The same is true with the Saskatchewan Roughriders and their fan base.
The current coach-QB duo of Craig Dickenson and Cody Fajardo has 22 wins and 10 losses over their two seasons at the helm in the prairies. And the pair have just completed the best back-to-back season winning percentage in franchise history since 1969-1970.
That mark of 27 wins and five losses was set by the most elite head coach-quarterback duo in Rider history, Ron Lancaster and Eagle Keys, when they ruled the roost in Regina. But there’s a big difference to the path Lancaster and Keys took compared to what we’re seeing today with Dickenson and Fajardo.
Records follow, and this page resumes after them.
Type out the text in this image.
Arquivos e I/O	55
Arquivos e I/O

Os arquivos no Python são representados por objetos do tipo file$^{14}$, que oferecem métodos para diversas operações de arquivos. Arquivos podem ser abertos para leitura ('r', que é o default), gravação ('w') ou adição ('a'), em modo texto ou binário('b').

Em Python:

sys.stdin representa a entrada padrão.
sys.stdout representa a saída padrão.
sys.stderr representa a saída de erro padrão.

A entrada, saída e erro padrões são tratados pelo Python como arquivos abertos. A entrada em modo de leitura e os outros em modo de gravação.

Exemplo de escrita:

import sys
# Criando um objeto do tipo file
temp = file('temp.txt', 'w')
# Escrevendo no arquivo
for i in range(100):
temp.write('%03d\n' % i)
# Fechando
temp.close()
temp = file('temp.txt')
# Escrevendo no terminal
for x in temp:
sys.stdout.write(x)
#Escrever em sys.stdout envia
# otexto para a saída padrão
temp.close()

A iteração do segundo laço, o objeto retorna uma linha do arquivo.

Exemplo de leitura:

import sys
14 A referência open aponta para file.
The Riders made it all the way to the Grey Cup in ’69 and had already established themselves with a championship just three years earlier. This Rider bunch has just one playoff win since the 2013 Grey Cup and with a loss on Sunday would drop to 0-for-2 in the playoffs under Dickenson and Fajardo over the past three years.
It wouldn’t be fair to include a pandemic-lost season in the middle, but life hasn’t really been fair to anyone since March of 2020. The narrative of the Riders Dickenson-Fajardo era could change pretty quickly from ‘feel good story’ to ‘winless in the playoffs’ and the bench boss knows it.
“We’ll be judged by how we do in the playoffs. I think every coach and every quarterback is judged by how well you do in the games that really count and the playoffs are the games that really count,” Dickenson said.
“We know what’s at stake, I think it would be selfish of me to worry about my record ahead of the 46 guys in there that are going to be playing and want to move on. But it’s the truth, it is what it is, you’re judged by how well you do at the end of the year.”
“Nobody cares how many games you win in the regular season. They want to know: ‘How far did you go in the playoffs?’
Truth be told, the Riders home playoff record at new Mosaic Stadium is 0-and-2 so far including a pedestrian effort from quarterback Brandon Bridge in the 2018 West Semi-Final under the guidance of then-head coach Chris Jones.
But still, the narrative of the green and white under the two most recognizable faces it has today will change for better or worse upon Sunday’s outcome.
“Our goal is to go as far as we can,” Dickenson said. “It starts this week against Calgary and we know that’s eventually, ultimately what you get judged upon: ‘How’d you do when the playoffs started and did you win a championship?’”
For now, Rider Nation would be happy with their first playoff win in the new park and that would go a long way to solidifying the long-term future of the team’s head coach and quarterback.